Botanists discover “possibly extinct” pitcher plant in Mt. Banahaw

Published October 1, 2020, 12:34 PM

by Ellalyn De Vera-Ruiz

Botanists at the UK-based Royal Botanic Gardens, Kew has discovered a new species of a “possibly extinct” pitcher plant from Mt. Banahaw in Laguna and Quezon provinces.

Kew scientists Martin Cheek and Charles King recently described and assessed the Nepenthes maximoides sp. nov. (Sect. Alatae) in the international scientific journal PeerJ.


In his blog on, Cheek said they came across the “distinctive” specimen at Kew where it was loaned from the Herbarium at the University of Pennsylvania, and labelled as being collected from the Philippines over 100 years ago.

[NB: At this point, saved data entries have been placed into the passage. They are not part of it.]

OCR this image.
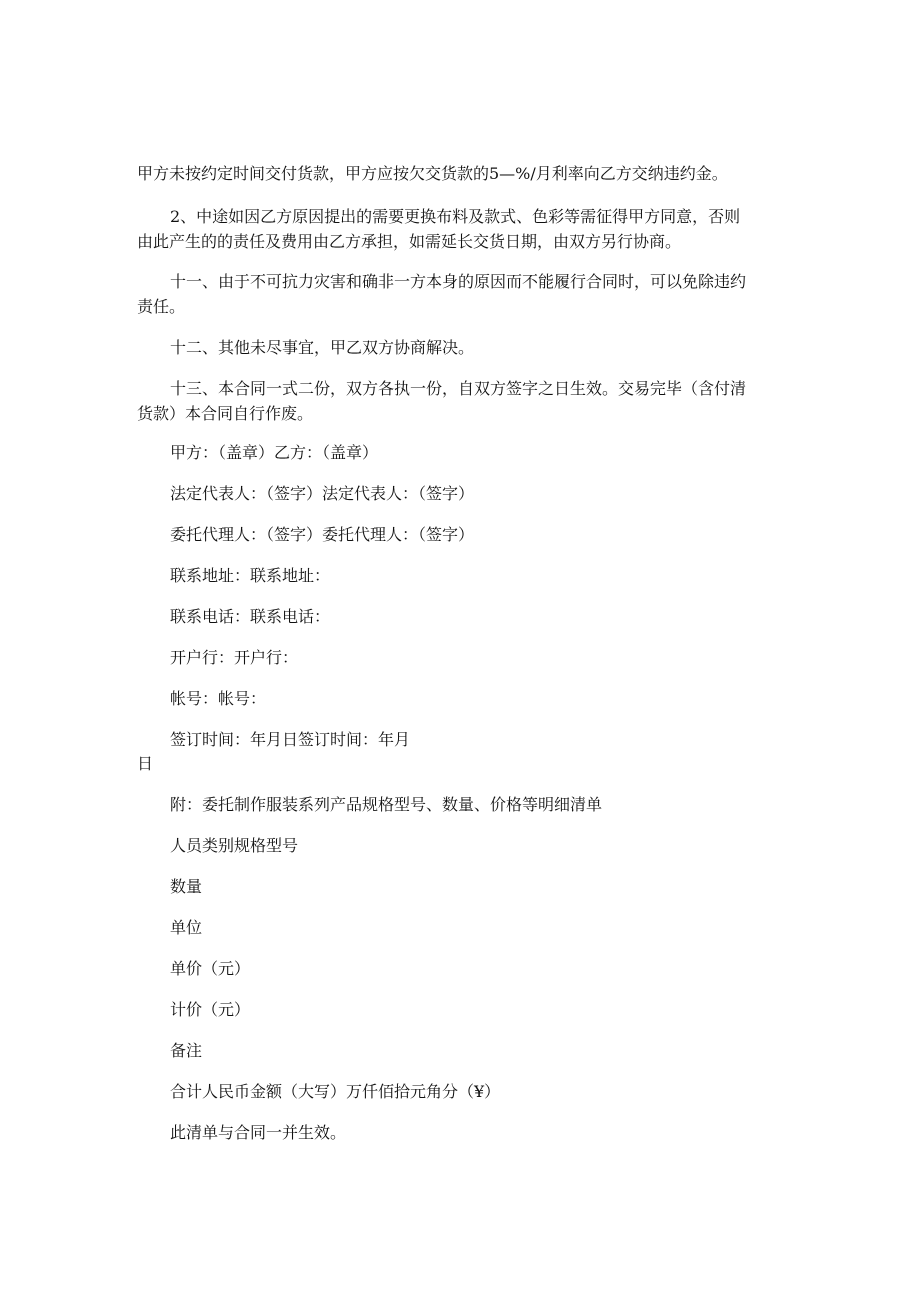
甲方未按约定时间交付货款，甲方应按欠交货款的5—%/月利率向乙方交纳违约金。

2、中途如因乙方原因提出的需要更换布料及款式、色彩等需征得甲方同意，否则

由此产生的的责任及费用由乙方承担，如需延长交货日期，由双方另行协商。

十一、由于不可抗力灾害和确非一方本身的原因而不能履行合同时，可以免除违约

责任。

十二、其他未尽事宜，甲乙双方协商解决。

十三、本合同一式二份，双方各执一份，自双方签字之日生效。交易完毕（含付清

货款）本合同自行作废。

甲方：（盖章）乙方：（盖章）

法定代表人：（签字）法定代表人：（签字）

委托代理人：（签字）委托代理人：（签字）

联系地址：联系地址：

联系电话：联系电话：

开户行：开户行：

帐号：帐号：

签订时间：年月日签订时间：年月

日

附：委托制作服装系列产品规格型号、数量、价格等明细清单

人员类别规格型号

数量

单位

单价（元）

计价（元）

备注

合计人民币金额（大写）万仟佰拾元角分（¥）

此清单与合同一并生效。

It was “initially set aside since it seemed to have been mislabelled as from Luzon” and was thought the specimen was Nepenthes maxima Nees found in Indonesia.

“Since it looks so similar to this species (Nepenthes maxima Nees) that it was confused with it,” the journal read.

According to the researchers, Nepenthes maximoides is a “spectacular, large, narrowly funnel-shaped upper pitchers, lids with recurved basal and filiform apical appendages, unlike any other species in the Philippines, closely resemble those of N. maxima (Sect. Regiae) of Sulawesi–New Guinea, likely due to convergent evolution.”

“The number of Nepenthes species recorded from Luzon has increased from two in 2001, to eight in 2020, “all but one of which are endemic to that island, and four of which appear to be point endemics,” the journal read.

The researchers described and assessed Nepenthes maximoides as “critically endangered, possibly extinct, as it appears unrecorded in 110 years.

It is assessed as such since only a single location, represented by a single specimen, is known, with threats, namely habitat degradation and destruction.

“If our deduction is correct that the only known specimen of Nepenthes maximoides derives from Mt. Banahaw, then there is yet some hope that the species might yet have survived extinction since the mountain and its forest are regarded as sacred by the local population. It also has a high level of formal, government protection, designated as a Protected Landscape since 2003,” the scientists said in the journal.

“Nonetheless, although its formal protection has increased since it was designated as a forest reserve in 1921, upgraded to National Park in 1941, at each stage the area has been reduced—probably reflecting the steady clearance of its forest upslope for rice cultivation, which can be seen to this day on Google Earth (viewed Feb. 2020),” they added.